I'm a Red Wings fan in my 20s, which means for a long time I had a blessed ignorance of personal investment in the draft lottery. That's obviously changed in recent years, and like so many other fans I now watch my hockey with one eye on the NHL and one eye on the teens developing elsewhere. Yes, Lucas Raymond and Moritz Seider have already exceeded expectations. But the Panthers' win on Wednesday illuminates the limits of this narrow thinking that prizes the draft to the exclusion of all the other forms of team-building.

Great teams are built on so much more than just a few can't-miss stars. They have to be.

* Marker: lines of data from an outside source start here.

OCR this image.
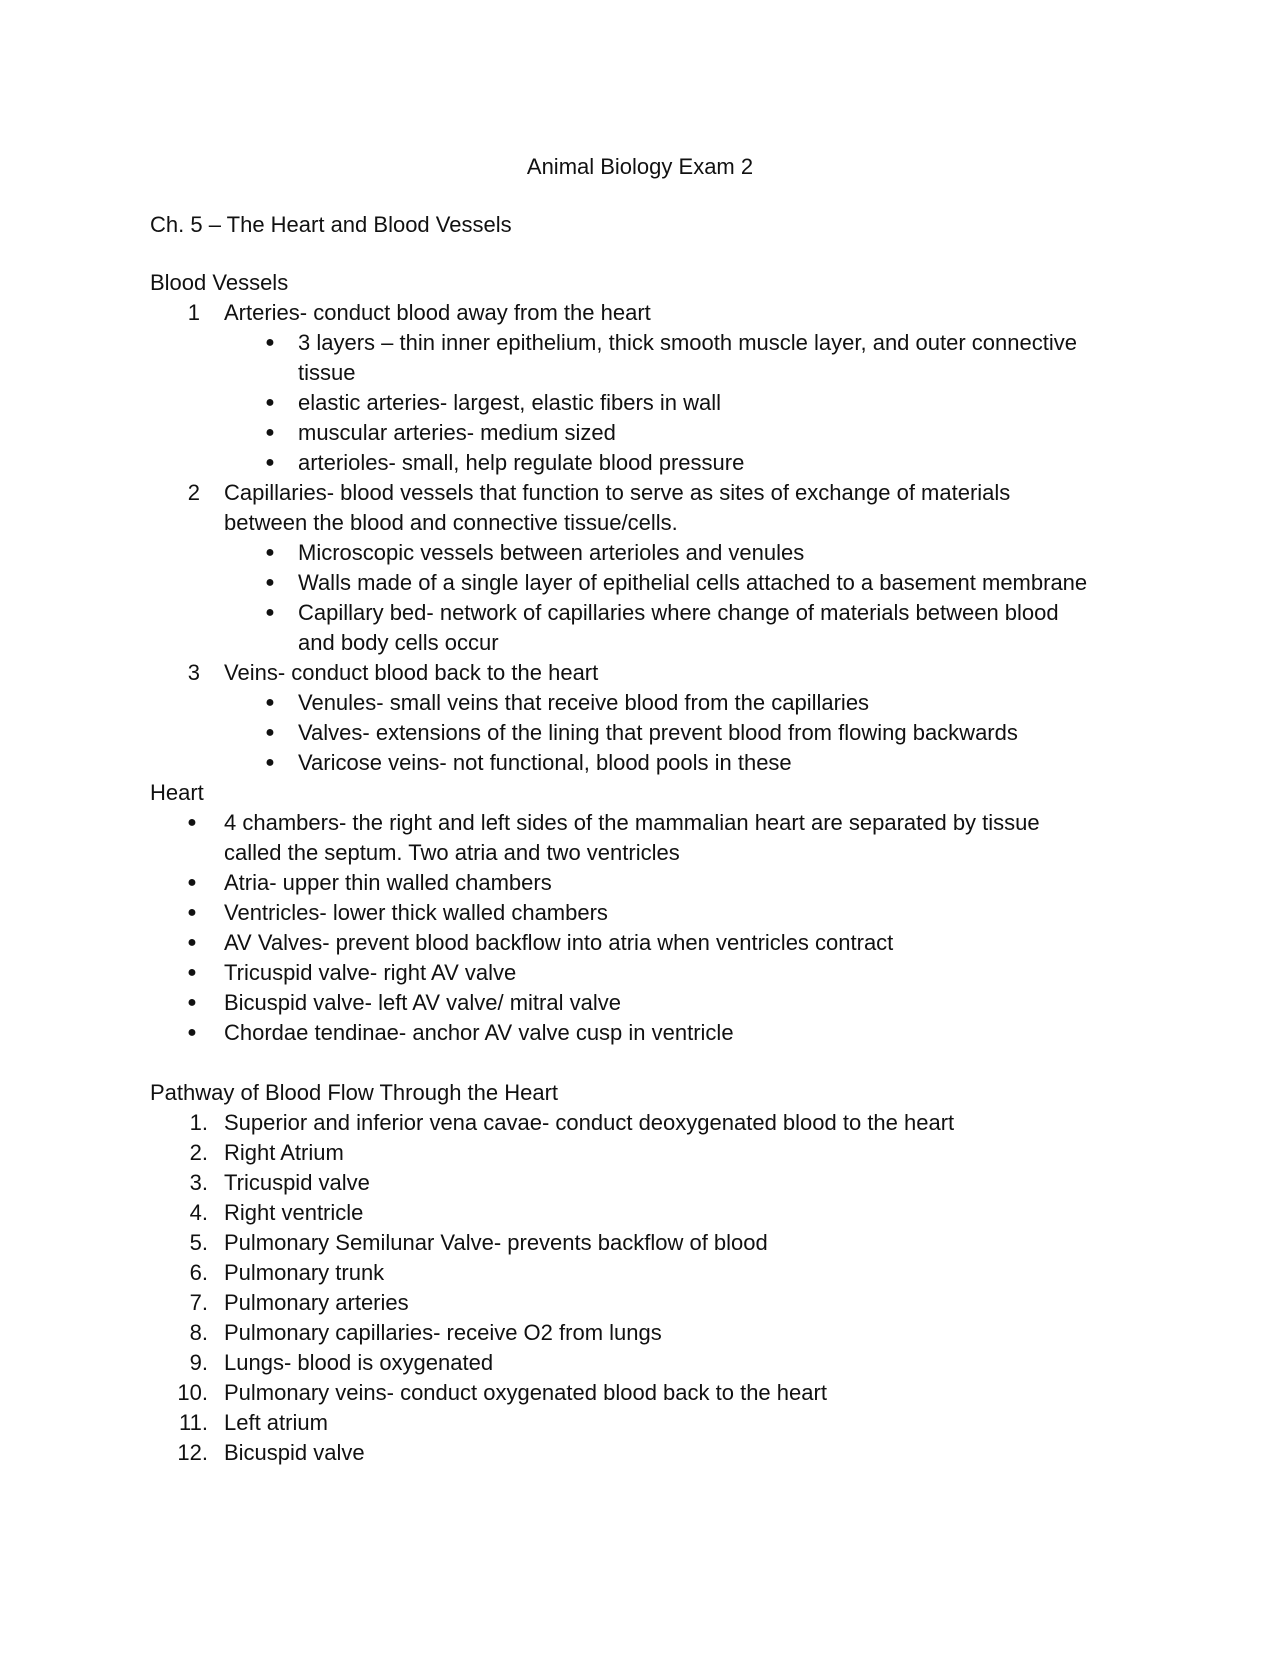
Animal Biology Exam 2
Ch. 5 – The Heart and Blood Vessels
Blood Vessels
1 Arteries- conduct blood away from the heart
● 3 layers – thin inner epithelium, thick smooth muscle layer, and outer connective
tissue
● elastic arteries- largest, elastic fibers in wall
● muscular arteries- medium sized
● arterioles- small, help regulate blood pressure
2 Capillaries- blood vessels that function to serve as sites of exchange of materials
between the blood and connective tissue/cells.
● Microscopic vessels between arterioles and venules
● Walls made of a single layer of epithelial cells attached to a basement membrane
● Capillary bed- network of capillaries where change of materials between blood
and body cells occur
3 Veins- conduct blood back to the heart
● Venules- small veins that receive blood from the capillaries
● Valves- extensions of the lining that prevent blood from flowing backwards
● Varicose veins- not functional, blood pools in these
Heart
● 4 chambers- the right and left sides of the mammalian heart are separated by tissue
called the septum. Two atria and two ventricles
● Atria- upper thin walled chambers
● Ventricles- lower thick walled chambers
● AV Valves- prevent blood backflow into atria when ventricles contract
● Tricuspid valve- right AV valve
● Bicuspid valve- left AV valve/ mitral valve
● Chordae tendinae- anchor AV valve cusp in ventricle
Pathway of Blood Flow Through the Heart
1. Superior and inferior vena cavae- conduct deoxygenated blood to the heart
2. Right Atrium
3. Tricuspid valve
4. Right ventricle
5. Pulmonary Semilunar Valve- prevents backflow of blood
6. Pulmonary trunk
7. Pulmonary arteries
8. Pulmonary capillaries- receive O2 from lungs
9. Lungs- blood is oxygenated
10. Pulmonary veins- conduct oxygenated blood back to the heart
11. Left atrium
12. Bicuspid valve
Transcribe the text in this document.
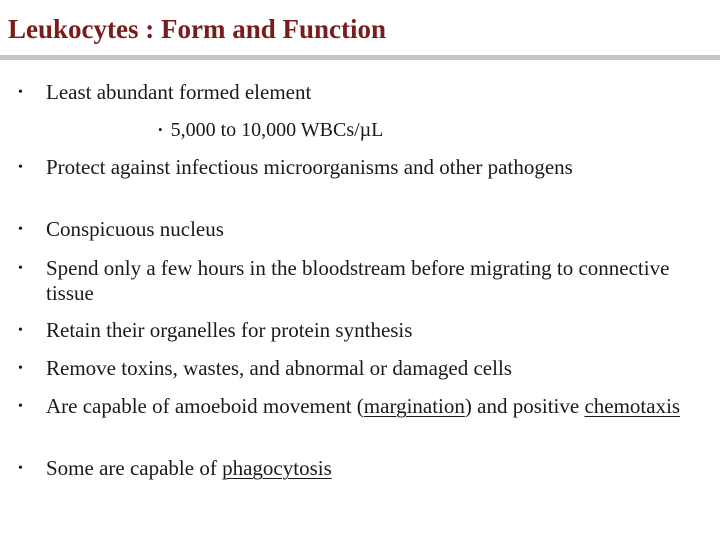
Leukocytes : Form and Function
• Least abundant formed element
• 5,000 to 10,000 WBCs/µL
• Protect against infectious microorganisms and other pathogens
• Conspicuous nucleus
• Spend only a few hours in the bloodstream before migrating to connective tissue
• Retain their organelles for protein synthesis
• Remove toxins, wastes, and abnormal or damaged cells
• Are capable of amoeboid movement (margination) and positive chemotaxis
• Some are capable of phagocytosis
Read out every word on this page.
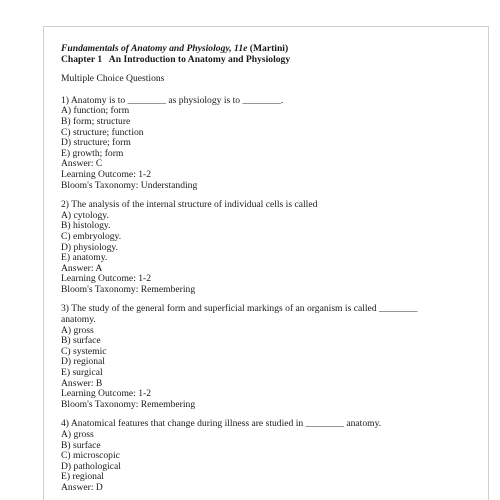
Fundamentals of Anatomy and Physiology, 11e (Martini)
Chapter 1   An Introduction to Anatomy and Physiology
Multiple Choice Questions
1) Anatomy is to ________ as physiology is to ________.
A) function; form
B) form; structure
C) structure; function
D) structure; form
E) growth; form
Answer: C
Learning Outcome: 1-2
Bloom's Taxonomy: Understanding
2) The analysis of the internal structure of individual cells is called
A) cytology.
B) histology.
C) embryology.
D) physiology.
E) anatomy.
Answer: A
Learning Outcome: 1-2
Bloom's Taxonomy: Remembering
3) The study of the general form and superficial markings of an organism is called ________ anatomy.
A) gross
B) surface
C) systemic
D) regional
E) surgical
Answer: B
Learning Outcome: 1-2
Bloom's Taxonomy: Remembering
4) Anatomical features that change during illness are studied in ________ anatomy.
A) gross
B) surface
C) microscopic
D) pathological
E) regional
Answer: D
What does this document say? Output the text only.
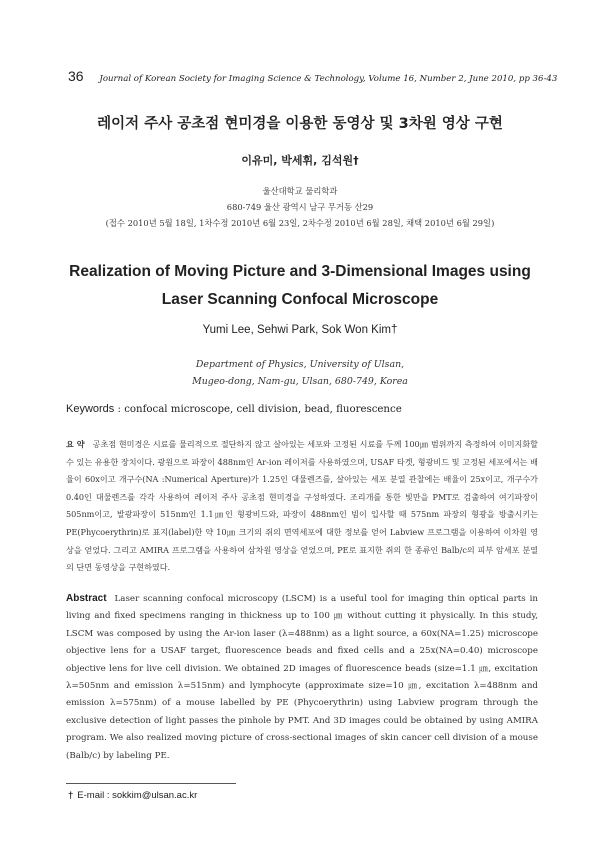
36 Journal of Korean Society for Imaging Science & Technology, Volume 16, Number 2, June 2010, pp 36-43
레이저 주사 공초점 현미경을 이용한 동영상 및 3차원 영상 구현
이유미, 박세휘, 김석원†
울산대학교 물리학과
680-749 울산 광역시 남구 무거동 산29
(접수 2010년 5월 18일, 1차수정 2010년 6월 23일, 2차수정 2010년 6월 28일, 채택 2010년 6월 29일)
Realization of Moving Picture and 3-Dimensional Images using
Laser Scanning Confocal Microscope
Yumi Lee, Sehwi Park, Sok Won Kim†
Department of Physics, University of Ulsan,
Mugeo-dong, Nam-gu, Ulsan, 680-749, Korea
Keywords : confocal microscope, cell division, bead, fluorescence
요 약 공초점 현미경은 시료를 물리적으로 절단하지 않고 살아있는 세포와 고정된 시료를 두께 100㎛ 범위까지 측정하여 이미지화할 수 있는 유용한 장치이다. 광원으로 파장이 488nm인 Ar-ion 레이저를 사용하였으며, USAF 타겟, 형광비드 및 고정된 세포에서는 배율이 60x이고 개구수(NA :Numerical Aperture)가 1.25인 대물렌즈를, 살아있는 세포 분열 관찰에는 배율이 25x이고, 개구수가 0.40인 대물렌즈를 각각 사용하여 레이저 주사 공초점 현미경을 구성하였다. 조리개를 통한 빛만을 PMT로 검출하여 여기파장이 505nm이고, 발광파장이 515nm인 1.1㎛인 형광비드와, 파장이 488nm인 빔이 입사할 때 575nm 파장의 형광을 방출시키는 PE(Phycoerythrin)로 표지(label)한 약 10㎛ 크기의 쥐의 면역세포에 대한 정보를 얻어 Labview 프로그램을 이용하여 이차원 영상을 얻었다. 그리고 AMIRA 프로그램을 사용하여 삼차원 영상을 얻었으며, PE로 표지한 쥐의 한 종류인 Balb/c의 피부 암세포 분열의 단면 동영상을 구현하였다.
Abstract Laser scanning confocal microscopy (LSCM) is a useful tool for imaging thin optical parts in living and fixed specimens ranging in thickness up to 100 ㎛ without cutting it physically. In this study, LSCM was composed by using the Ar-ion laser (λ=488nm) as a light source, a 60x(NA=1.25) microscope objective lens for a USAF target, fluorescence beads and fixed cells and a 25x(NA=0.40) microscope objective lens for live cell division. We obtained 2D images of fluorescence beads (size=1.1 ㎛, excitation λ=505nm and emission λ=515nm) and lymphocyte (approximate size=10 ㎛, excitation λ=488nm and emission λ=575nm) of a mouse labelled by PE (Phycoerythrin) using Labview program through the exclusive detection of light passes the pinhole by PMT. And 3D images could be obtained by using AMIRA program. We also realized moving picture of cross-sectional images of skin cancer cell division of a mouse (Balb/c) by labeling PE.
† E-mail : sokkim@ulsan.ac.kr
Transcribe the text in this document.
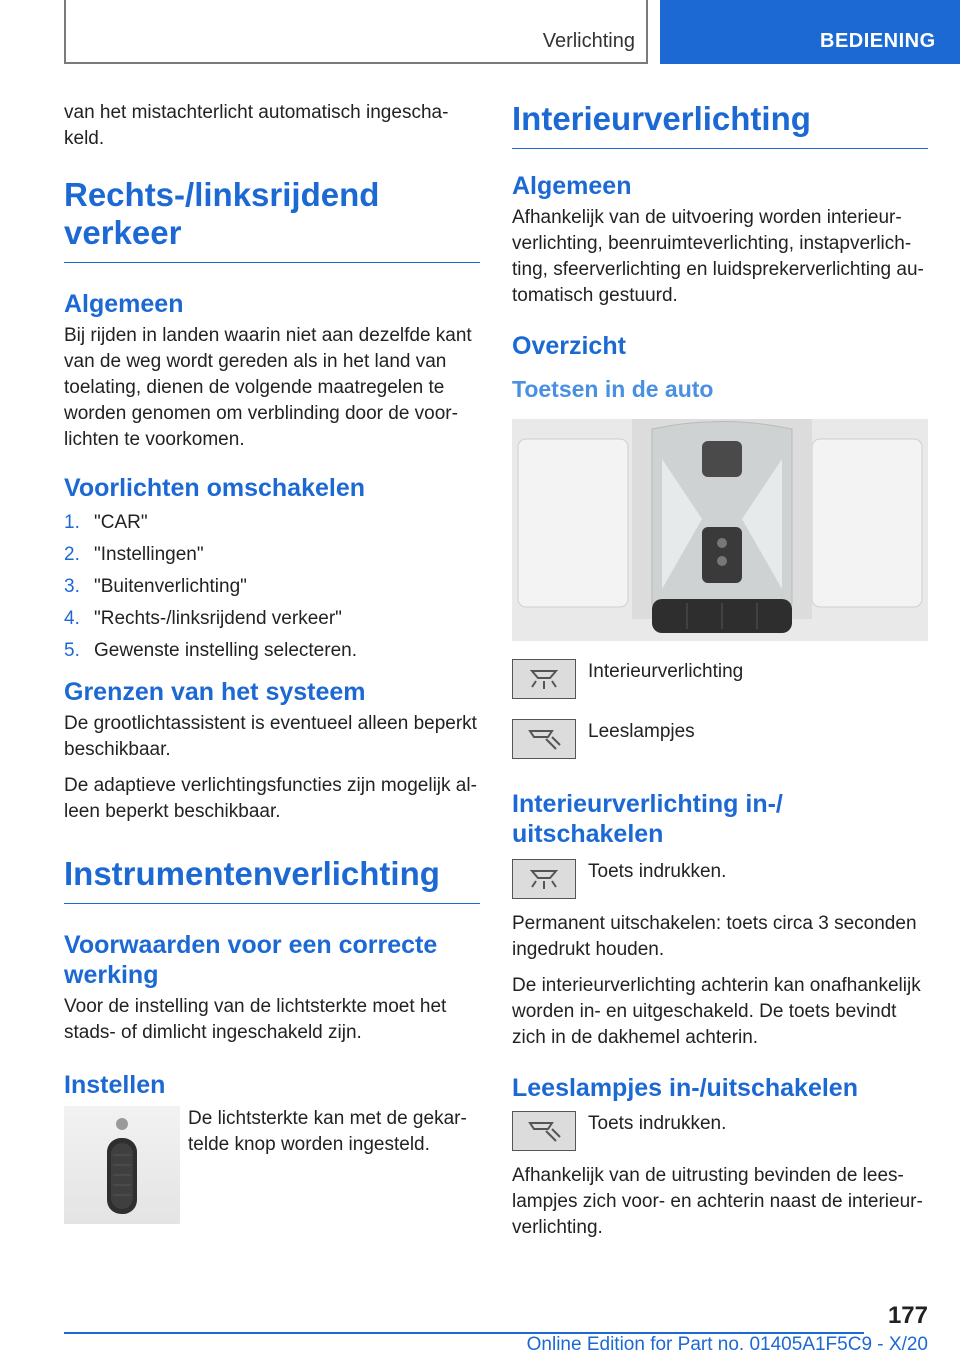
Verlichting	BEDIENING

van het mistachterlicht automatisch ingescha-keld.

Rechts-/linksrijdend verkeer
Algemeen

Bij rijden in landen waarin niet aan dezelfde kant van de weg wordt gereden als in het land van toelating, dienen de volgende maatregelen te worden genomen om verblinding door de voor-lichten te voorkomen.

Voorlichten omschakelen
1. "CAR"
2. "Instellingen"
3. "Buitenverlichting"
4. "Rechts-/linksrijdend verkeer"
5. Gewenste instelling selecteren.
Grenzen van het systeem

De grootlichtassistent is eventueel alleen beperkt beschikbaar.

De adaptieve verlichtingsfuncties zijn mogelijk al-leen beperkt beschikbaar.

Instrumentenverlichting
Voorwaarden voor een correcte werking

Voor de instelling van de lichtsterkte moet het stads- of dimlicht ingeschakeld zijn.

Instellen

De lichtsterkte kan met de gekar-telde knop worden ingesteld.

Interieurverlichting
Algemeen

Afhankelijk van de uitvoering worden interieur-verlichting, beenruimteverlichting, instapverlich-ting, sfeerverlichting en luidsprekerverlichting au-tomatisch gestuurd.

Overzicht
Toetsen in de auto

Interieurverlichting

Leeslampjes

Interieurverlichting in-/ uitschakelen

Toets indrukken.

Permanent uitschakelen: toets circa 3 seconden ingedrukt houden.

De interieurverlichting achterin kan onafhankelijk worden in- en uitgeschakeld. De toets bevindt zich in de dakhemel achterin.

Leeslampjes in-/uitschakelen

Toets indrukken.

Afhankelijk van de uitrusting bevinden de lees-lampjes zich voor- en achterin naast de interieur-verlichting.

177
Online Edition for Part no. 01405A1F5C9 - X/20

Even a GM who hits on his first, second, and third-round picks in three straight seasons—something that has never happened and will never happen—is still less than halfway to a completed roster. And while so many of these teams crossing their fingers in the lottery hold out on taking any major swings in free agency or the trade market, prioritizing future flexibility over incremental improvement, these are steps in the process that can't be skipped. The Panthers didn't get here overnight. Even Tampa Bay, maybe the best-drafted group of all-time, needed guys like Blake Coleman and Kevin Shattenkirk to help them over the hump.

The star rental, the needs-a-change-of-scenery guy, the cap casualty, and the experienced scrapper: These are the four horsemen of any Cup contender, and you don't get them by calling their names in June. Unlike Shane Wright, Logan Cooley, and the other kids expected to go to lottery teams this summer, these players will for now be completely off the radars of Devils fans, Red Wings fans, Flyers fans, and everyone else following a rebuild. They aren't the ones whose jerseys go on display in the team store before they even debut in the NHL, or whose every play gets put on Twitter for analysis of whether or not they're developing properly. They don't show up yet on projected future lineups for when the team is good again. But they're out there somewhere, right now, and bad teams who want to become relevant and good teams who want to become champions are going to need them. A franchise can tank its way to a playoff appearance. But as the Panthers—and, sure, the Oilers—know well, without the right pieces around those lottery winnings, elimination still looms.